Die allenfalls dem Erwerber einer Liegenschaft gegenüber bestehende Offenkundigkeit einer Wohnungsdienstbarkeit sei allerdings einem Exszindierungsverfahren nicht zugänglich. Das Vorbringen deute aber auf Willensmängel bei Abschluss des zwischen dem Kläger und der beklagten Partei vereinbarten Rangtausches hin. Die im Ersturteil unberücksichtigt gebliebenen Tatsachenbehauptungen sowie die näheren Umstände bei Vertragsabschluss würden im fortgesetzten Verfahren zu klären und festzustellen sein. Auch sei erörterungsbedürftig, wie und warum die beklagte Partei Kenntnis vom Wohnrecht des Klägers erlangte.

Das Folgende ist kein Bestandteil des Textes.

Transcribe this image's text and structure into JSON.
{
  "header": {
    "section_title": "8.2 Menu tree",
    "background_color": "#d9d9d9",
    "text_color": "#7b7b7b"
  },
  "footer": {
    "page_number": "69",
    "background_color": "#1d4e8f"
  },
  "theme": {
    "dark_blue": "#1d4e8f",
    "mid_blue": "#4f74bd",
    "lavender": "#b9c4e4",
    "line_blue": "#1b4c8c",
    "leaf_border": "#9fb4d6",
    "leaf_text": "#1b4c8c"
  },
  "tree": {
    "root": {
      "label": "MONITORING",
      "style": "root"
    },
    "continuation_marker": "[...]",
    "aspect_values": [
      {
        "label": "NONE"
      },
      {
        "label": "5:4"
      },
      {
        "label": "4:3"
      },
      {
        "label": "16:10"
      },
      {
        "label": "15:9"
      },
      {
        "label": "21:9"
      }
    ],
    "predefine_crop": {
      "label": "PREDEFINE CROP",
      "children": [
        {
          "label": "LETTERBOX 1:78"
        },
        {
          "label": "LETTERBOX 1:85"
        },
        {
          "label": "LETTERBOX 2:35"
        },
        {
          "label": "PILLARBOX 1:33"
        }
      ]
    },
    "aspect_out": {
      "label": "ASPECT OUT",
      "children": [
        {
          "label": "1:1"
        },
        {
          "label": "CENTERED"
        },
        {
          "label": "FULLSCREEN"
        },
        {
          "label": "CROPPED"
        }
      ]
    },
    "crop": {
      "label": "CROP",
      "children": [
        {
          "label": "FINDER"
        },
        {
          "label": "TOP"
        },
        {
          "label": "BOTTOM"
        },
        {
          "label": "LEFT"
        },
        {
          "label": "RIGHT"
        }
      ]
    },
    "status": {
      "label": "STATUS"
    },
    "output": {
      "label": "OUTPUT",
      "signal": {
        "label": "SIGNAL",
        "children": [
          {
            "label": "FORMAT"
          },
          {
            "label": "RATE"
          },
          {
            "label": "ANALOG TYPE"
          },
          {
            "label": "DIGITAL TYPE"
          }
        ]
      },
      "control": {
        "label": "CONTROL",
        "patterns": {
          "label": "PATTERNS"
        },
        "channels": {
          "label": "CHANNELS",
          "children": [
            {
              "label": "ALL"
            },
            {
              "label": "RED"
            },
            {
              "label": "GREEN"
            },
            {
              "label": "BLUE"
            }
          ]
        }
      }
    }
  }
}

Der Rekurs an den Obersten Gerichtshof sei zulässig. Zwar komme eine analoge Anwendung der §§ 25c und 25d KSchG auf eine Pfandbestellung nicht in Frage. Die Vorrangseinräumung eines gemäß § 364c ABGB Berechtigten sei ebenfalls keine Interzession. Es wäre aber eine Verletzung der vorvertraglichen Aufklärungspflicht der Bank denkbar. Wenn keine Teilunwirksamkeit der Vorrangseinräumung festgestellt werde, könne sich der Kläger wegen dieser Erklärung nicht auf § 97 ABGB berufen.

Es fehle Rechtsprechung dazu, ob die (partielle) Unwirksamkeit des Rangtausches zwischen einem aus einem Belastungs- und Veräußerungsverbot Berechtigten und einer Pfandgläubigerin, die im bevorrangten Rang Zwangsversteigerung betreibe, mit Klage nach § 37 EO geltend zu machen sei.

Rechtliche Beurteilung

Der Rekurs ist zulässig und auch im Sinn der Wiederherstellung des Ersturteils berechtigt.

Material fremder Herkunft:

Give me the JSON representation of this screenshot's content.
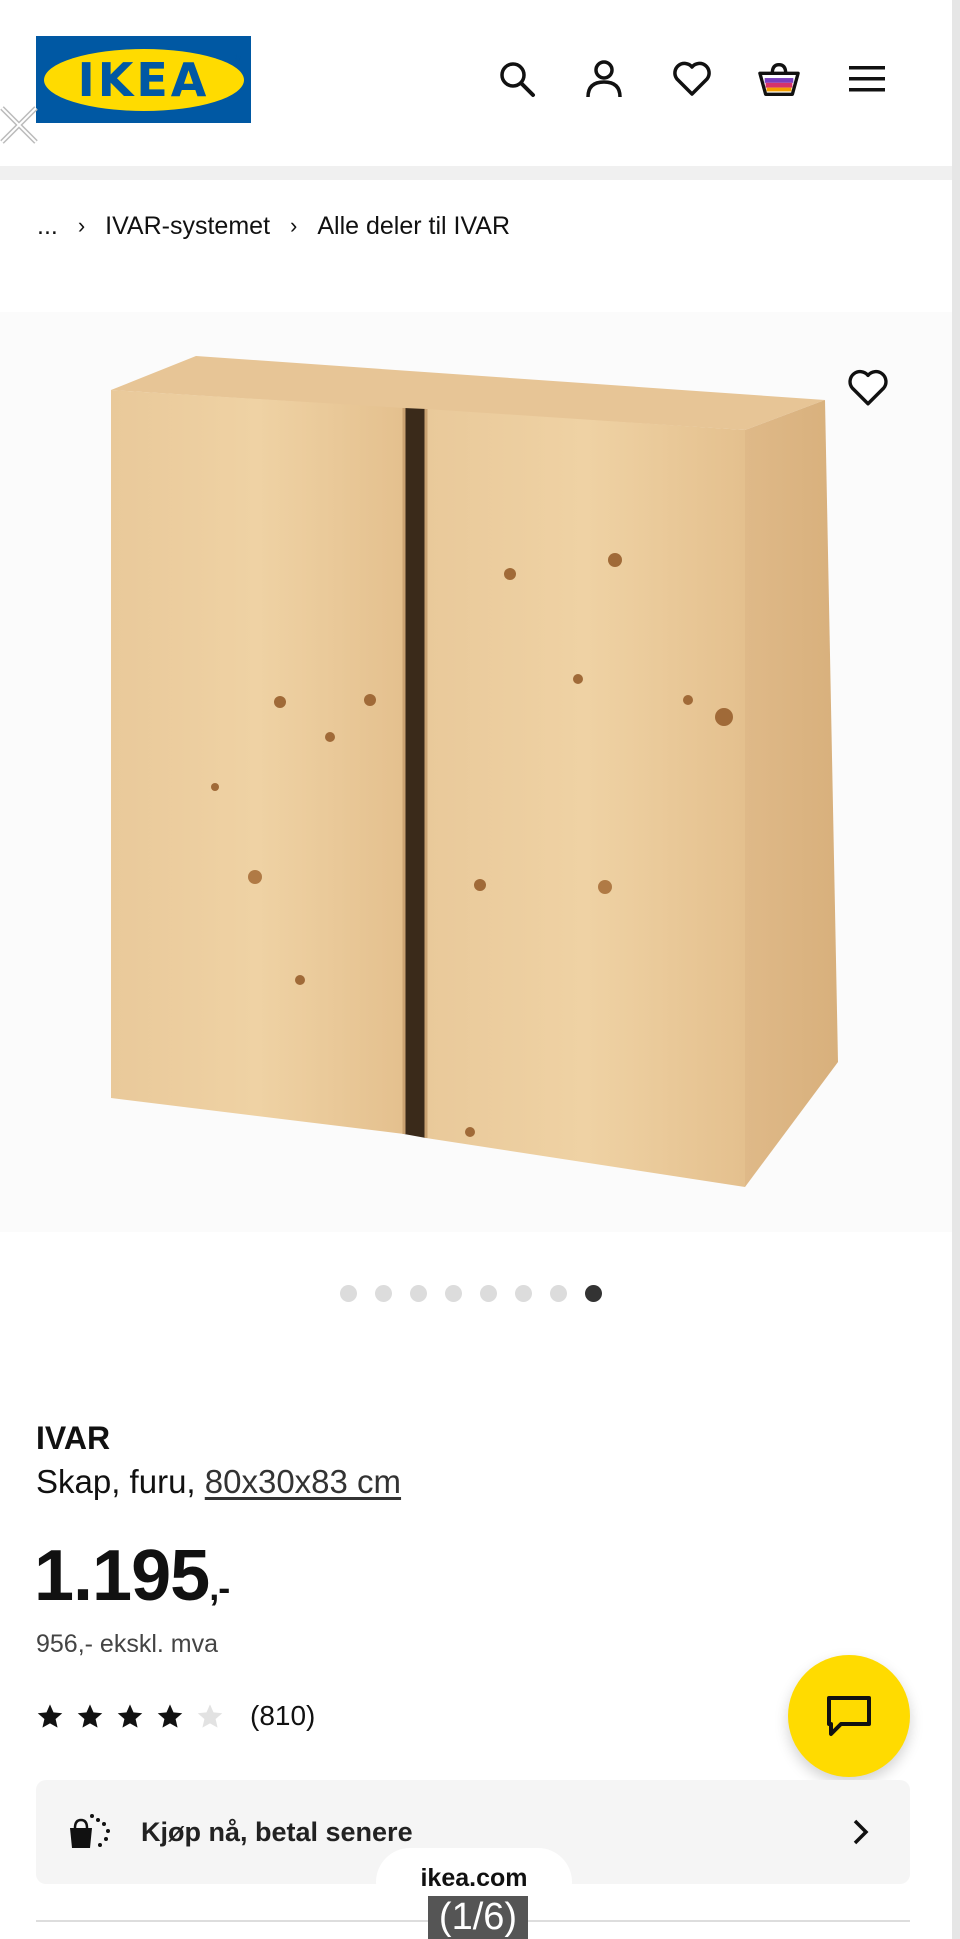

1. Nach § 37 EO kann ein Dritter gegen die Exekution Widerspruch erheben, wenn er an einem von ihr betroffenen Gegenstand (auch Teilen davon oder Liegenschaftszubehör in der Zwangsversteigerung) Rechte behauptet, welche die Vornahme der Exekution unzulässig machen würden.

2. Die Exszindierungsgründe sind in der Exekutionsordnung nicht näher determiniert. Als solche können somit alle nach materiellem Recht bestehenden, sowohl dinglichen als auch obligatorischen Rechte - diese freilich nur, wenn die Sachen und Rechte nicht im Eigentum des Verpflichteten stehen oder nicht zu seinem Vermögen gehören - geltend gemacht werden, wenn sie durch eine Exekutionsführung beeinträchtigt werden. Eine Widerspruchsklage betreffend obligatorische Ansprüche ist nur bei Herausgabeansprüchen hinsichtlich nicht zum Vermögen des Verpflichteten gehöriger Sachen, die der Verpflichtete nur im Namen eines Dritten innehat, zulässig (RIS-Justiz RS0001001, zuletzt 3 Ob 27/09f mwN; ähnlich Burgstaller/Holzner in Burgstaller/Deixler-Hübner, EO § 37 Rz 97 und - abgesehen vom hier nicht zur Debatte stehenden Mietrecht in bestimmten Fällen - Jakusch in Angst, EO² § 37 Rz 33, 35, je mwN). Davon kann bei einem obligatorischen Wohnungsgebrauchs- oder -fruchtgenussrecht keine Rede sein. Aber selbst beschränkt dingliche Rechte an Liegenschaften, für deren Fortbestehen oder Erlöschen die EO eigene Regeln enthält (schon das Erstgericht verwies zu Recht auf § 150 Abs 1 EO), machen eine Exekution auf die belastete Liegenschaft nicht unzulässig (ebenso zum umfassenderen Fruchtgenuss Jakusch aaO Rz 25), weshalb es auf die Frage der Offenkundigkeit der vom Kläger behaupteten Dienstbarkeit nicht ankommen kann. Selbst eine im Grundbuch einverleibte Dienstbarkeit der Wohnung berechtigt in der Zwangsversteigerung der belasteten Liegenschaft niemals zur Exszindierung. Selbst eine offenkundige Dienstbarkeit könnte also nur im Verhältnis zum Ersteher eine Rolle spielen.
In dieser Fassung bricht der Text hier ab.